The NFL is unique in its glamorization and acceptance of hypermasculinity and aggression. In a game that is all about taking and getting hits, it epitomizes intimidation and glorifies thuggery on the field but expects, if not requires, a turn around when representing the league off the field. They want you to be a “beast” (Lynch’s nick name is Beast Mode) when you play, but a “choir boy” in the press room. It is irresponsible and unrealistic to think that despite the fluidity of gender performance, that you can socialize men to be antagonistic and aggressive for their job, but then expect them to effortlessly shift to being cooperative and submissive for that same job. Unfortunately, as evidenced by the legalities facing NFL players for their aggressions off the field, hypermasculinity cannot be neatly contained on a football field, especially in a culture that values masculinity above any representation of femininity (shout out to the Always commercial “Like A Girl” that aired during the Super Bowl).

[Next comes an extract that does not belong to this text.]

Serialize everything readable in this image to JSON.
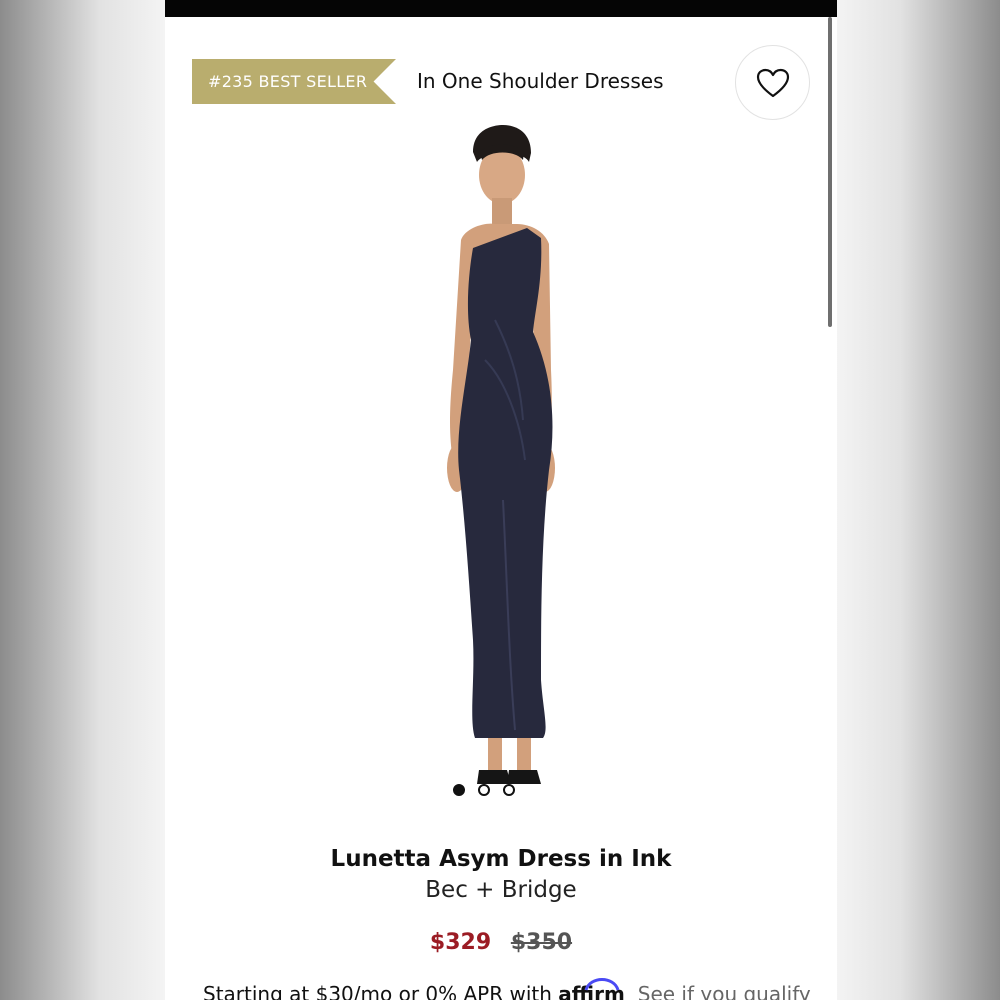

But this objectification and manipulation of black athletes is not new. In 2005, the NBA implemented a dress code“to distance the league from its then ‘thuggish’ (and we all know what that really means) image in the mainstream. The rule made it mandatory for the players to wear a jacket and tie before games, after games, during interviews, on the bench while injured, and in attendance at league charity events.” The dress code required ball players to only “look” like ball players on the court, and to otherwise promote a more “respectable” aesthetic when representing the organization.
It is problematic to market black male athletes as hypermasculine and profit from their performance but then attempt to sanitize them as off the field and place lesser value on their everyday masculinity and cool pose/s. This is true in what is communicated verbally and nonverbally, by what they say (or don’t say), what they wear, and how they act.